Regarding the COLA, retirees need to be able to plan, making them go year-to-year wondering if there will be a COLA isn't right. Retirees too need to be able to deter plan if they can buy a car or replace a roof. After we retire, our life span is only 18 years so going without a COLA is significant. Over 35,000 retirees have died without receiving the COLA that was promised to them.

Lastly, roadblock statements about the COLA aren't productive. The STRS Communications Director told the press that "a 2% cost of living increase would require doubling the employer contribution rate to about 28% of payroll" recently, the OEA Secretary Treasurer repeated this statement.  Restoring the COLA will cost $13 billion.

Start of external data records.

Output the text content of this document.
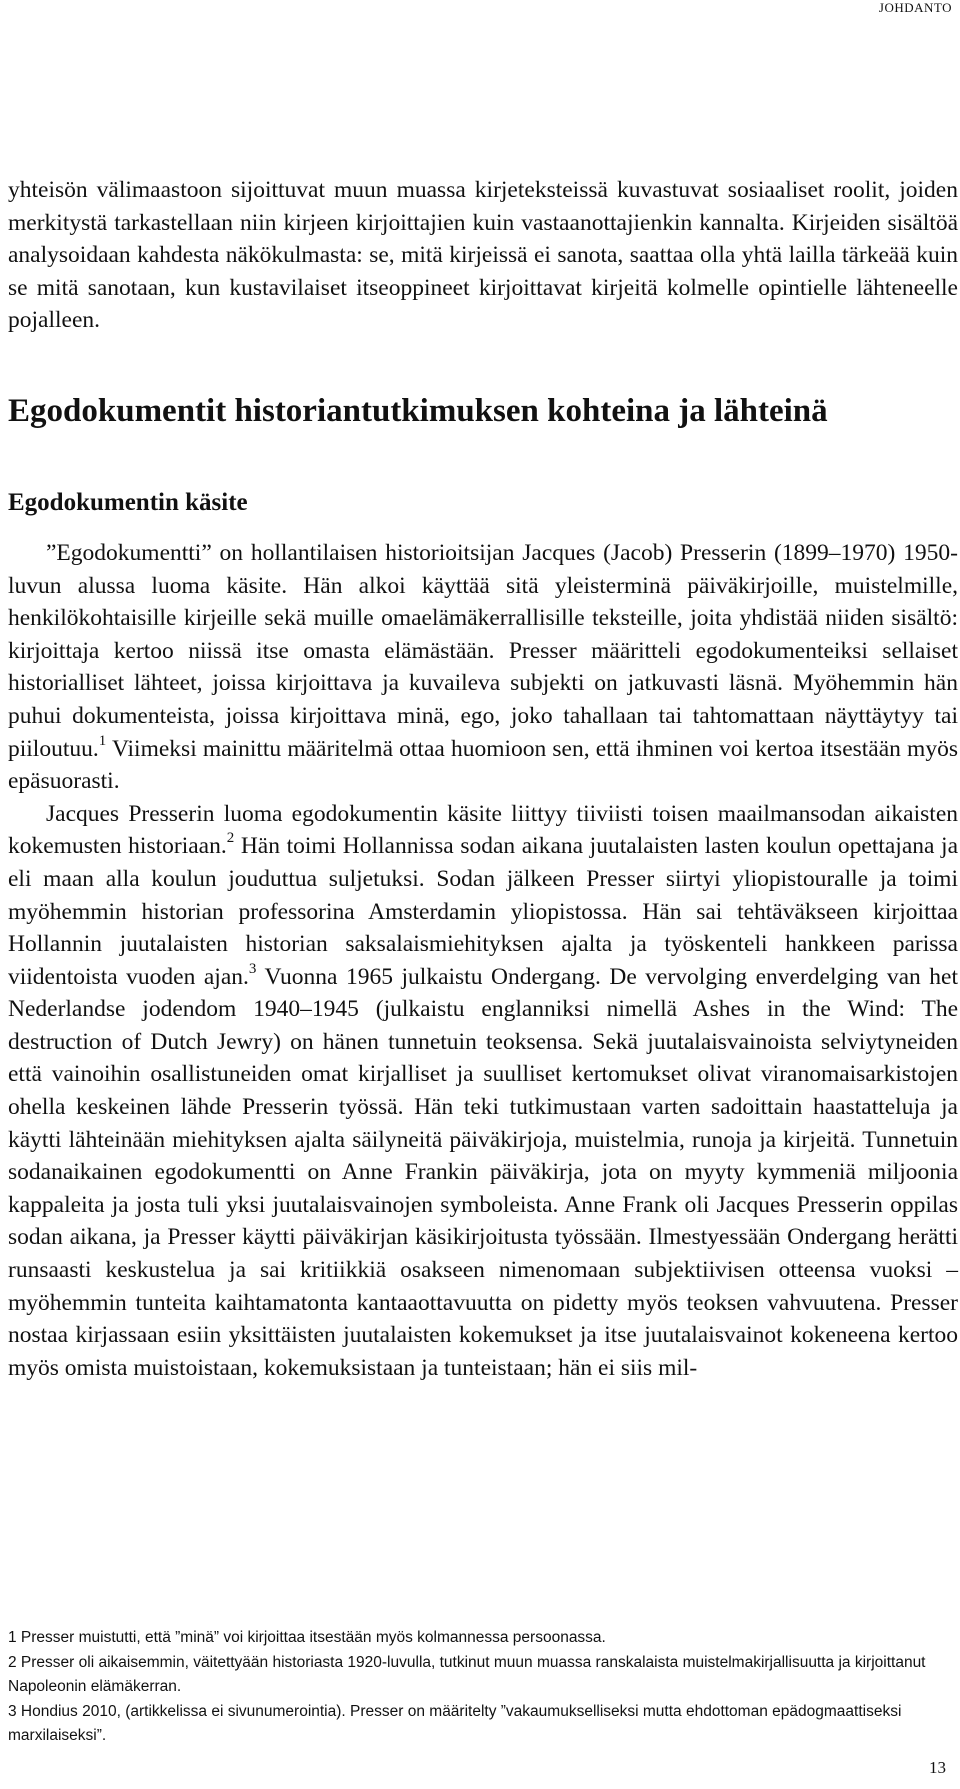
JOHDANTO

yhteisön välimaastoon sijoittuvat muun muassa kirjeteksteissä kuvastuvat sosiaaliset roolit, joiden merkitystä tarkastellaan niin kirjeen kirjoittajien kuin vastaanottajienkin kannalta. Kirjeiden sisältöä analysoidaan kahdesta näkökulmasta: se, mitä kirjeissä ei sanota, saattaa olla yhtä lailla tärkeää kuin se mitä sanotaan, kun kustavilaiset itseoppineet kirjoittavat kirjeitä kolmelle opintielle lähteneelle pojalleen.

Egodokumentit historiantutkimuksen kohteina ja lähteinä
Egodokumentin käsite

”Egodokumentti” on hollantilaisen historioitsijan Jacques (Jacob) Presserin (1899–1970) 1950-luvun alussa luoma käsite. Hän alkoi käyttää sitä yleisterminä päiväkirjoille, muistelmille, henkilökohtaisille kirjeille sekä muille omaelämäkerrallisille teksteille, joita yhdistää niiden sisältö: kirjoittaja kertoo niissä itse omasta elämästään. Presser määritteli egodokumenteiksi sellaiset historialliset lähteet, joissa kirjoittava ja kuvaileva subjekti on jatkuvasti läsnä. Myöhemmin hän puhui dokumenteista, joissa kirjoittava minä, ego, joko tahallaan tai tahtomattaan näyttäytyy tai piiloutuu.$^1$ Viimeksi mainittu määritelmä ottaa huomioon sen, että ihminen voi kertoa itsestään myös epäsuorasti.

Jacques Presserin luoma egodokumentin käsite liittyy tiiviisti toisen maailmansodan aikaisten kokemusten historiaan.$^2$ Hän toimi Hollannissa sodan aikana juutalaisten lasten koulun opettajana ja eli maan alla koulun jouduttua suljetuksi. Sodan jälkeen Presser siirtyi yliopistouralle ja toimi myöhemmin historian professorina Amsterdamin yliopistossa. Hän sai tehtäväkseen kirjoittaa Hollannin juutalaisten historian saksalaismiehityksen ajalta ja työskenteli hankkeen parissa viidentoista vuoden ajan.$^3$ Vuonna 1965 julkaistu Ondergang. De vervolging enverdelging van het Nederlandse jodendom 1940–1945 (julkaistu englanniksi nimellä Ashes in the Wind: The destruction of Dutch Jewry) on hänen tunnetuin teoksensa. Sekä juutalaisvainoista selviytyneiden että vainoihin osallistuneiden omat kirjalliset ja suulliset kertomukset olivat viranomaisarkistojen ohella keskeinen lähde Presserin työssä. Hän teki tutkimustaan varten sadoittain haastatteluja ja käytti lähteinään miehityksen ajalta säilyneitä päiväkirjoja, muistelmia, runoja ja kirjeitä. Tunnetuin sodanaikainen egodokumentti on Anne Frankin päiväkirja, jota on myyty kymmeniä miljoonia kappaleita ja josta tuli yksi juutalaisvainojen symboleista. Anne Frank oli Jacques Presserin oppilas sodan aikana, ja Presser käytti päiväkirjan käsikirjoitusta työssään. Ilmestyessään Ondergang herätti runsaasti keskustelua ja sai kritiikkiä osakseen nimenomaan subjektiivisen otteensa vuoksi – myöhemmin tunteita kaihtamatonta kantaaottavuutta on pidetty myös teoksen vahvuutena. Presser nostaa kirjassaan esiin yksittäisten juutalaisten kokemukset ja itse juutalaisvainot kokeneena kertoo myös omista muistoistaan, kokemuksistaan ja tunteistaan; hän ei siis mil-

1 Presser muistutti, että ”minä” voi kirjoittaa itsestään myös kolmannessa persoonassa.

2 Presser oli aikaisemmin, väitettyään historiasta 1920-luvulla, tutkinut muun muassa ranskalaista muistelmakirjallisuutta ja kirjoittanut Napoleonin elämäkerran.

3 Hondius 2010, (artikkelissa ei sivunumerointia). Presser on määritelty ”vakaumukselliseksi mutta ehdottoman epädogmaattiseksi marxilaiseksi”.

13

Amortized over 18 years (life expectancy)  an additional $.76 billion is needed annually.  An 1% increase to the Employer Contribution brings in $121.4 million annually, it seems to me a 6.25% increase will cover the needed $.76 billion.  It's reasonable to raise the Employer Contribution to 20%, it has been set at 14% for 38 years.

Additionally, 20% is still 2-3% below the other non-Social-Security states. OFT has stated support of raising the employer contribution, recently OEA went on record agreeing that the employer contribution needed to be raised. Perhaps the STRS Board can draft a resolution of support and we can all work together and improve the lives of Ohio's teachers by taking this important step to shore up our pension.